Geosimulation Techniques for Improving Community Resilience in Floods under a Changing Climate

Mona Hemmati, Columbia University, USA


Flood risk is on the rise worldwide due to climate change and socioeconomic development. Urbanization is a direct result of population and economic growth, which are expected to increase in the future. Based on a report by the United Nations, 68% of the world population expected to live in urban areas by 2050 compared to 50% in 2020. Accessibility to recreational facilities and agricultural development have made floodplains and coastal areas desirable places to live. The nature of the risk brought about by urbanization and climate change in flood-prone areas must be thoroughly understood to develop effective policies for mitigating risk in rapidly growing flood-prone communities. This presentation focuses on understanding the effect of urbanization on future flood risk and how policymakers can integrate nonstructural flood mitigation measures, in terms of urban planning policies and socioeconomic incentives, in the urban development plans to help future communities moving toward resilience.
To do so, we develop a geosimulation technique to assess the effect of urbanization and climate change on future flood risk. The objectives of this study are to 1) establish a framework for flood risk assessment to account for the impact of urbanization on the exposure component of flood risk; 2) develop a spatially explicit model for simulating the growth of a community over time, considering geographical, physical, social, and economic factors associated with urbanization; and 3) evaluate the role of land-use policies and socioeconomic incentives, such as acquisition, zoning, and taxation in mitigating flood consequences.
Moreover, as human behavior is influential in shaping urbanization and consequently future flood risk, in this step, we demonstrate how small changes in human behavior affect urbanization and flood risk. To do so, we evaluate human behavior impacts urbanization by modeling the principal agents and their interactions resulting in changes in the urban expansion of a community over time. Then, this can be used in evaluating how the risk perception of households affects their decision on where to locate.
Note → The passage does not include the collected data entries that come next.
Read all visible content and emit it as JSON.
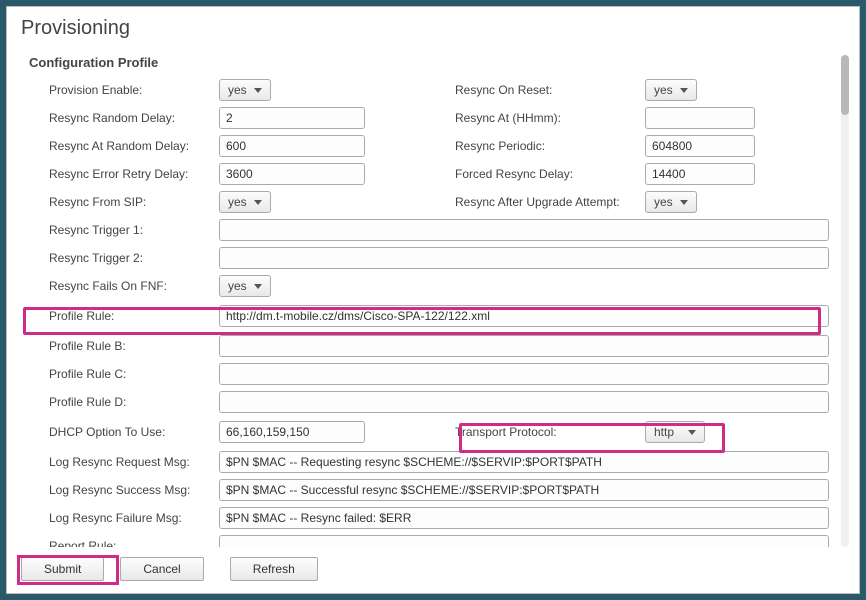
{
  "title": "Provisioning",
  "section": "Configuration Profile",
  "options": {
    "yes": "yes",
    "http": "http"
  },
  "labels": {
    "provisionEnable": "Provision Enable:",
    "resyncOnReset": "Resync On Reset:",
    "resyncRandomDelay": "Resync Random Delay:",
    "resyncAt": "Resync At (HHmm):",
    "resyncAtRandomDelay": "Resync At Random Delay:",
    "resyncPeriodic": "Resync Periodic:",
    "resyncErrorRetryDelay": "Resync Error Retry Delay:",
    "forcedResyncDelay": "Forced Resync Delay:",
    "resyncFromSip": "Resync From SIP:",
    "resyncAfterUpgrade": "Resync After Upgrade Attempt:",
    "resyncTrigger1": "Resync Trigger 1:",
    "resyncTrigger2": "Resync Trigger 2:",
    "resyncFailsOnFnf": "Resync Fails On FNF:",
    "profileRule": "Profile Rule:",
    "profileRuleB": "Profile Rule B:",
    "profileRuleC": "Profile Rule C:",
    "profileRuleD": "Profile Rule D:",
    "dhcpOption": "DHCP Option To Use:",
    "transportProtocol": "Transport Protocol:",
    "logReq": "Log Resync Request Msg:",
    "logSucc": "Log Resync Success Msg:",
    "logFail": "Log Resync Failure Msg:",
    "reportRule": "Report Rule:"
  },
  "values": {
    "resyncRandomDelay": "2",
    "resyncAt": "",
    "resyncAtRandomDelay": "600",
    "resyncPeriodic": "604800",
    "resyncErrorRetryDelay": "3600",
    "forcedResyncDelay": "14400",
    "resyncTrigger1": "",
    "resyncTrigger2": "",
    "profileRule": "http://dm.t-mobile.cz/dms/Cisco-SPA-122/122.xml",
    "profileRuleB": "",
    "profileRuleC": "",
    "profileRuleD": "",
    "dhcpOption": "66,160,159,150",
    "logReq": "$PN $MAC -- Requesting resync $SCHEME://$SERVIP:$PORT$PATH",
    "logSucc": "$PN $MAC -- Successful resync $SCHEME://$SERVIP:$PORT$PATH",
    "logFail": "$PN $MAC -- Resync failed: $ERR",
    "reportRule": ""
  },
  "buttons": {
    "submit": "Submit",
    "cancel": "Cancel",
    "refresh": "Refresh"
  },
  "highlighted": [
    "profileRule",
    "transportProtocol",
    "submit"
  ]
}
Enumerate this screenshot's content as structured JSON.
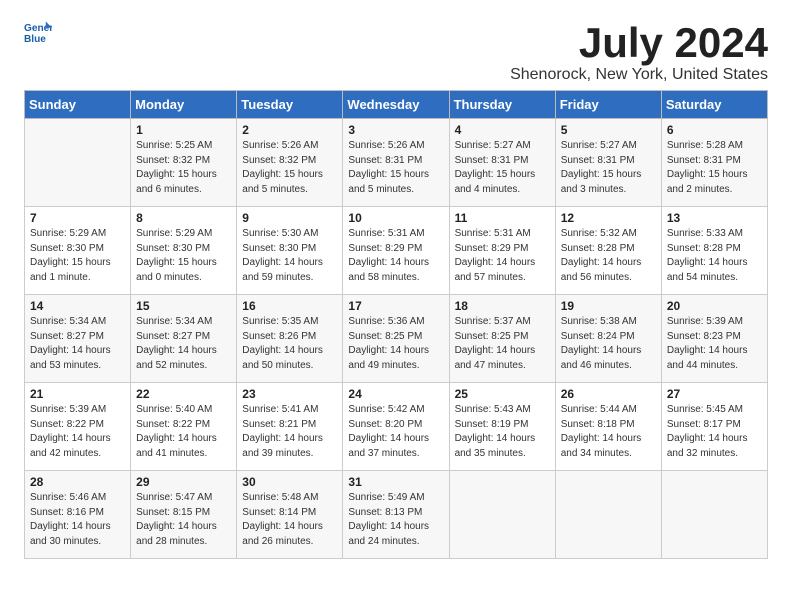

Using these analyses, we investigate the driving factors and incentives in the human decision on locational choices and how these incentives can be used by local authorities and policymakers as nonstructural flood mitigation measures to shape urbanization achieving sustainable development and resilient cities and communities in a flooding event.


Dr. Mona Hemmati is a Postdoctoral Research Scientist at Lamont-Doherty Earth Observatory, Earth Institute, Columbia University. She works on tropical cyclone risk assessment to evaluate how communities are vulnerable to these destructive disasters and how policymakers and stakeholders should consider different mitigation strategies to build resilient communities in such hazards. Before Columbia University, she was a Ph.D. candidate at Colorado State University as part of a Center for Risk-Based Community Resilience Planning. In this center, Dr. Hemmati focused on investigating the role of urbanization on flood risk and how we can build resilient communities resilient to floods. She received her Ph.D. in Civil Engineering in August 2021. Her research interests are risk analysis, natural hazards, resilience, and urbanization. She enjoys discussions about future research opportunities and welcome scientific collaborations.